Francona brought Miller into the game in the same spot as Game 1: to face the 2-3-4 hitters when he starter was about to go through the lineup a third time. In this case that was with a runner on first and no outs in the sixth. In Game 1, it happened with two outs in the fifth.

Miller allowed a run to score in that sixth inning -- David Ortiz got the run home with a sac fly following a Dustin Pedroia single and a Mookie Betts double -- but otherwise he tossed two innings to preserve the lead. I absolutely love how Francona used Miller this series. He used him against the middle of the Red Sox's lineup in the middle of the game, before it got out of hand. Great work.
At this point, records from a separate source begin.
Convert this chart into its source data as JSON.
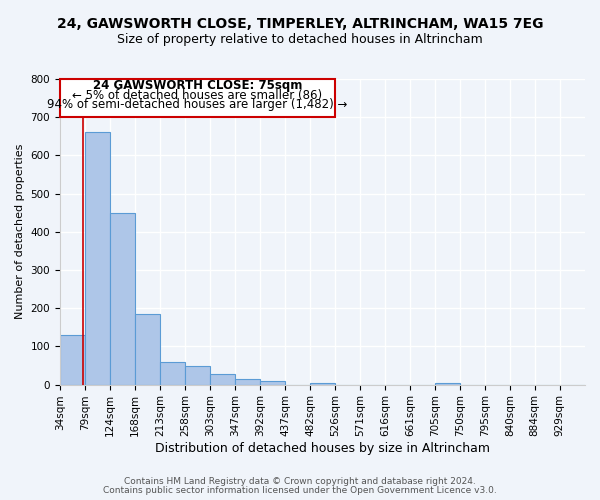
{
  "title": "24, GAWSWORTH CLOSE, TIMPERLEY, ALTRINCHAM, WA15 7EG",
  "subtitle": "Size of property relative to detached houses in Altrincham",
  "xlabel": "Distribution of detached houses by size in Altrincham",
  "ylabel": "Number of detached properties",
  "bin_labels": [
    "34sqm",
    "79sqm",
    "124sqm",
    "168sqm",
    "213sqm",
    "258sqm",
    "303sqm",
    "347sqm",
    "392sqm",
    "437sqm",
    "482sqm",
    "526sqm",
    "571sqm",
    "616sqm",
    "661sqm",
    "705sqm",
    "750sqm",
    "795sqm",
    "840sqm",
    "884sqm",
    "929sqm"
  ],
  "bar_heights": [
    130,
    660,
    450,
    185,
    58,
    48,
    27,
    14,
    10,
    0,
    5,
    0,
    0,
    0,
    0,
    3,
    0,
    0,
    0,
    0,
    0
  ],
  "bar_color": "#aec6e8",
  "bar_edge_color": "#5b9bd5",
  "annotation_text_line1": "24 GAWSWORTH CLOSE: 75sqm",
  "annotation_text_line2": "← 5% of detached houses are smaller (86)",
  "annotation_text_line3": "94% of semi-detached houses are larger (1,482) →",
  "red_line_color": "#cc0000",
  "box_edge_color": "#cc0000",
  "ylim": [
    0,
    800
  ],
  "yticks": [
    0,
    100,
    200,
    300,
    400,
    500,
    600,
    700,
    800
  ],
  "footer_line1": "Contains HM Land Registry data © Crown copyright and database right 2024.",
  "footer_line2": "Contains public sector information licensed under the Open Government Licence v3.0.",
  "bg_color": "#f0f4fa",
  "grid_color": "#ffffff",
  "title_fontsize": 10,
  "subtitle_fontsize": 9,
  "xlabel_fontsize": 9,
  "ylabel_fontsize": 8,
  "tick_fontsize": 7.5,
  "annotation_fontsize": 8.5,
  "footer_fontsize": 6.5
}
4. Boston's offense was terrible in the ALDS

During the regular season the Red Sox led baseball in runs (878), batting average (.282), on-base percentage (.348), and slugging percentage (.461). That powerhouse offense is the primary reason they won the AL East, after all. It was the reason many considered them ALDS favorites.

Rather than carry the Red Sox against the Indians, that offense let the Red Sox down in a big way in the ALDS. They scored four runs in Game 1, none in Game 2, and three in Game 3. Look at some of these performances:

Two of those guys were All-Stars (Ortiz, Bradley) this year and the other could have been. That's a lot of empty at-bats. It's no secret why Boston went 14 innings between runs at one point in the series.
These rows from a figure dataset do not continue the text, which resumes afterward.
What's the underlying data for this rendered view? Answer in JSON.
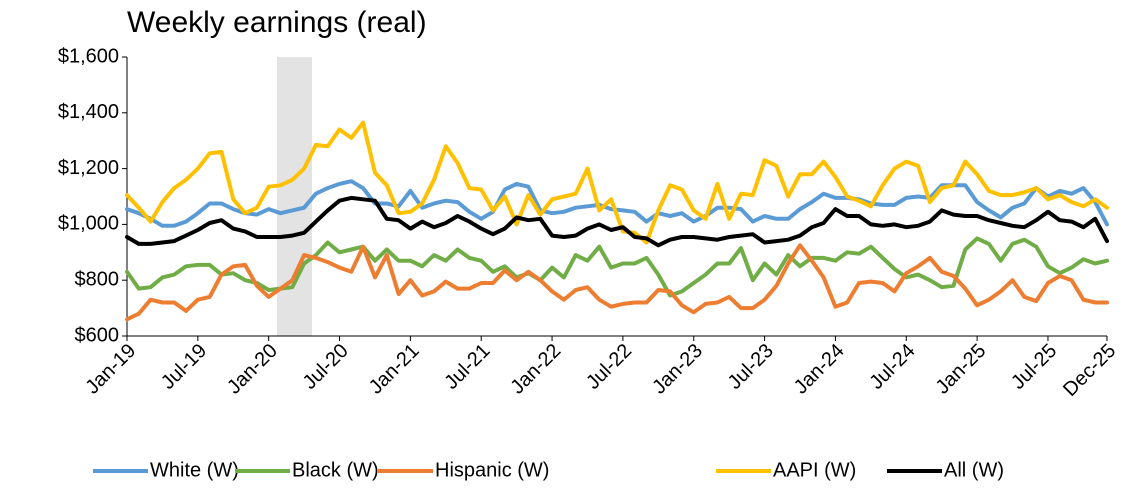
{
  "chart_data": {
    "type": "line",
    "title": "Weekly earnings (real)",
    "categories": [
      "Jan-19",
      null,
      null,
      null,
      null,
      null,
      "Jul-19",
      null,
      null,
      null,
      null,
      null,
      "Jan-20",
      null,
      null,
      null,
      null,
      null,
      "Jul-20",
      null,
      null,
      null,
      null,
      null,
      "Jan-21",
      null,
      null,
      null,
      null,
      null,
      "Jul-21",
      null,
      null,
      null,
      null,
      null,
      "Jan-22",
      null,
      null,
      null,
      null,
      null,
      "Jul-22",
      null,
      null,
      null,
      null,
      null,
      "Jan-23",
      null,
      null,
      null,
      null,
      null,
      "Jul-23",
      null,
      null,
      null,
      null,
      null,
      "Jan-24",
      null,
      null,
      null,
      null,
      null,
      "Jul-24",
      null,
      null,
      null,
      null,
      null,
      "Jan-25",
      null,
      null,
      null,
      null,
      null,
      "Jul-25",
      null,
      null,
      null,
      null,
      "Dec-25"
    ],
    "ylim": [
      600,
      1600
    ],
    "yticks": [
      {
        "value": 600,
        "label": "$600"
      },
      {
        "value": 800,
        "label": "$800"
      },
      {
        "value": 1000,
        "label": "$1,000"
      },
      {
        "value": 1200,
        "label": "$1,200"
      },
      {
        "value": 1400,
        "label": "$1,400"
      },
      {
        "value": 1600,
        "label": "$1,600"
      }
    ],
    "grid": false,
    "legend": "bottom",
    "series": [
      {
        "name": "White (W)",
        "color": "#5b9bd5",
        "values": [
          1055,
          1040,
          1020,
          995,
          995,
          1010,
          1040,
          1075,
          1075,
          1055,
          1040,
          1035,
          1055,
          1040,
          1050,
          1060,
          1110,
          1130,
          1145,
          1155,
          1130,
          1075,
          1075,
          1065,
          1120,
          1060,
          1075,
          1085,
          1080,
          1045,
          1020,
          1045,
          1125,
          1145,
          1135,
          1050,
          1040,
          1045,
          1060,
          1065,
          1070,
          1055,
          1050,
          1045,
          1010,
          1040,
          1030,
          1040,
          1010,
          1030,
          1060,
          1060,
          1055,
          1010,
          1030,
          1020,
          1020,
          1055,
          1080,
          1110,
          1095,
          1095,
          1090,
          1075,
          1070,
          1070,
          1095,
          1100,
          1095,
          1140,
          1140,
          1140,
          1080,
          1050,
          1025,
          1060,
          1075,
          1130,
          1100,
          1120,
          1110,
          1130,
          1080,
          1000
        ]
      },
      {
        "name": "Black (W)",
        "color": "#70ad47",
        "values": [
          830,
          770,
          775,
          810,
          820,
          850,
          855,
          855,
          820,
          825,
          800,
          790,
          765,
          770,
          775,
          860,
          890,
          935,
          900,
          910,
          920,
          870,
          910,
          870,
          870,
          850,
          890,
          870,
          910,
          880,
          870,
          830,
          850,
          810,
          825,
          800,
          845,
          810,
          890,
          870,
          920,
          845,
          860,
          860,
          880,
          820,
          745,
          760,
          790,
          820,
          860,
          860,
          915,
          800,
          860,
          820,
          890,
          850,
          880,
          880,
          870,
          900,
          895,
          920,
          880,
          840,
          810,
          820,
          800,
          775,
          780,
          910,
          950,
          930,
          870,
          930,
          945,
          920,
          850,
          825,
          845,
          875,
          860,
          870
        ]
      },
      {
        "name": "Hispanic (W)",
        "color": "#ed7d31",
        "values": [
          660,
          680,
          730,
          720,
          720,
          690,
          730,
          740,
          820,
          850,
          855,
          780,
          740,
          770,
          800,
          890,
          880,
          865,
          845,
          830,
          920,
          810,
          890,
          750,
          800,
          745,
          760,
          795,
          770,
          770,
          790,
          790,
          835,
          800,
          830,
          800,
          760,
          730,
          765,
          775,
          730,
          705,
          715,
          720,
          720,
          765,
          760,
          710,
          685,
          715,
          720,
          740,
          700,
          700,
          730,
          780,
          860,
          925,
          870,
          810,
          705,
          720,
          790,
          795,
          790,
          760,
          825,
          850,
          880,
          830,
          815,
          770,
          710,
          730,
          760,
          800,
          740,
          725,
          790,
          815,
          800,
          730,
          720,
          720
        ]
      },
      {
        "name": "AAPI (W)",
        "color": "#ffc000",
        "values": [
          1105,
          1060,
          1010,
          1080,
          1130,
          1160,
          1200,
          1255,
          1260,
          1090,
          1040,
          1060,
          1135,
          1140,
          1160,
          1200,
          1285,
          1280,
          1340,
          1310,
          1365,
          1185,
          1140,
          1040,
          1045,
          1075,
          1160,
          1280,
          1220,
          1130,
          1125,
          1050,
          1100,
          1000,
          1105,
          1035,
          1090,
          1100,
          1110,
          1200,
          1050,
          1090,
          975,
          970,
          935,
          1050,
          1140,
          1125,
          1050,
          1020,
          1145,
          1020,
          1110,
          1105,
          1230,
          1210,
          1100,
          1180,
          1180,
          1225,
          1170,
          1100,
          1085,
          1065,
          1140,
          1200,
          1225,
          1210,
          1080,
          1130,
          1140,
          1225,
          1180,
          1120,
          1105,
          1105,
          1115,
          1130,
          1090,
          1105,
          1080,
          1065,
          1090,
          1060
        ]
      },
      {
        "name": "All (W)",
        "color": "#000000",
        "values": [
          955,
          930,
          930,
          935,
          940,
          960,
          980,
          1005,
          1015,
          985,
          975,
          955,
          955,
          955,
          960,
          970,
          1010,
          1050,
          1085,
          1095,
          1090,
          1085,
          1020,
          1015,
          985,
          1010,
          990,
          1005,
          1030,
          1010,
          985,
          965,
          985,
          1025,
          1015,
          1020,
          960,
          955,
          960,
          985,
          1000,
          980,
          990,
          955,
          950,
          925,
          945,
          955,
          955,
          950,
          945,
          955,
          960,
          965,
          935,
          940,
          945,
          960,
          990,
          1005,
          1055,
          1030,
          1030,
          1000,
          995,
          1000,
          990,
          995,
          1010,
          1050,
          1035,
          1030,
          1030,
          1015,
          1005,
          995,
          990,
          1015,
          1045,
          1015,
          1010,
          990,
          1020,
          940
        ]
      }
    ]
  }
}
To be fair, the Red Sox seemed to hit an inordinate number of line drives right at defenders in Game 3:

Xander Bogaerts lined out to second with the trying run at second to end the eighth inning, for example. That's baseball though. Sometimes you hit line drives into the gap, and something you hit line drives at fielders.. Overall, the offense was big liability in the ALDS, which is the exact opposite of what it was during the regular season.
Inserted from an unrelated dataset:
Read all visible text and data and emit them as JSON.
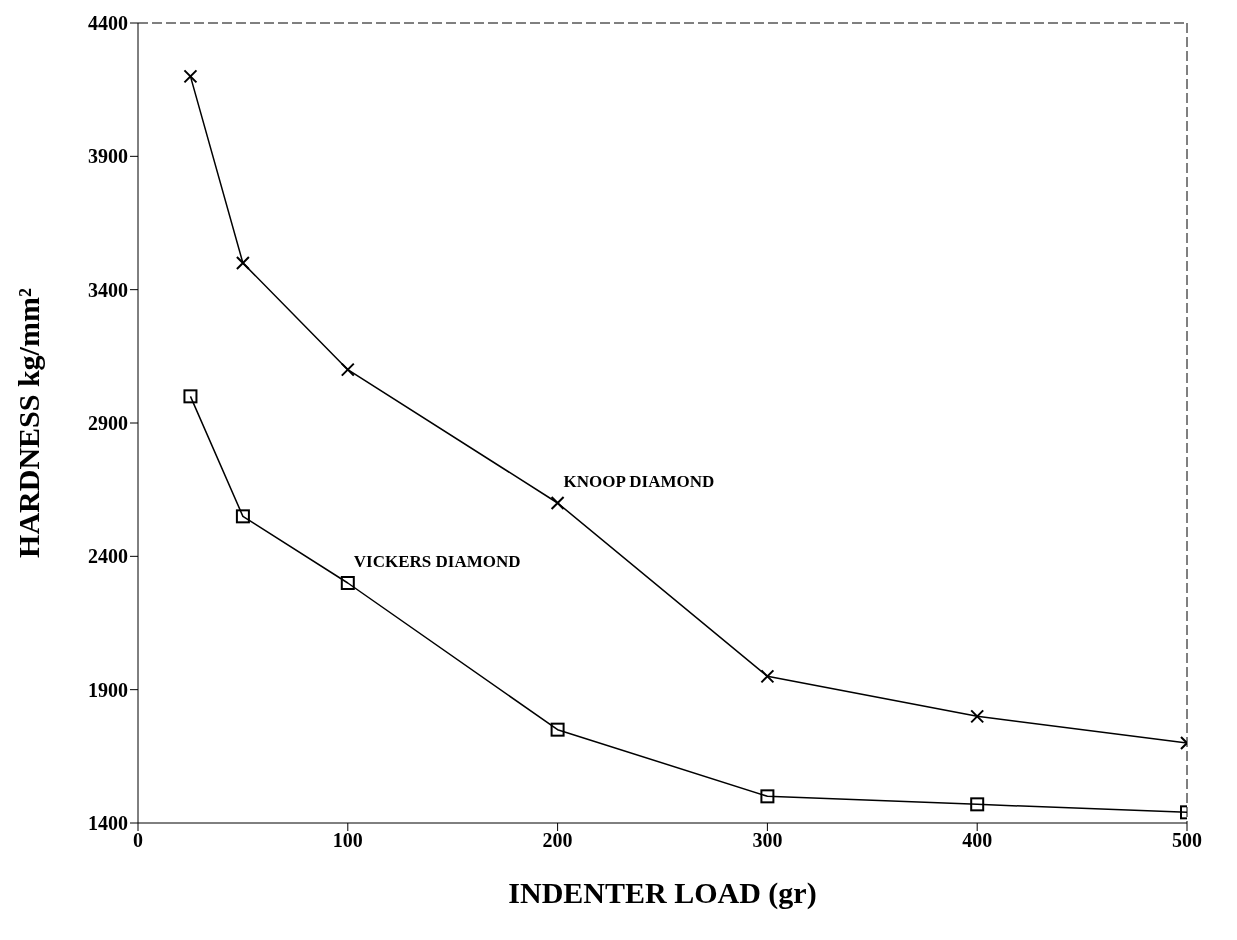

5. Boston's starters were terrible too

Let's be clear: the Red Sox were swept because their offense no-showed. The best offense in baseball during the regular season was held to seven runs in three ALDS games. This was a well-earned series loss.

Now, that said, the pitching staff didn't hold up their end of the bargain either. The starting pitchers were not effective at all.

Clay Buchholz allowed two runs on six hits and one walk in his four innings in Game 3. All told, the Red Sox's three starting pitchers allowed 12 runs and 21 baserunners in 11 2/3 innings. Yikes. I'm not saying they all need to throw eight shutout innings, but some something resembling competence would have helped.

6. The Red Sox finished the season in a rut

Despite winning 93 games during the regular season, the Red Sox finished in a big slump, losing seven of their last eight games. That carried over into the ALDS.

The Red Sox took the lead in the first inning of Game 1, gave up almost immediately, and never led again. Timing is everything in this game. The Red Sox went ice cold at exactly the wrong time.

7. Fenway Park was packed

Postseason game? Possibly the final game of Ortiz's career? You bet Red Sox nation packed the ballpark Monday night:

Those 39,530 fans saw an awfully exciting game. Too bad it didn't work out for the home team.

8. Big Papi's career is over

It did not end the way the Red Sox hoped, but David Ortiz's career is now over. Back in spring training he announced he will retire after the season, and now that time has come. Up next are jersey retirements and Hall of Fame debates. Ortiz was arguably the greatest DH in history and inarguably one of the most important players of the last two decades.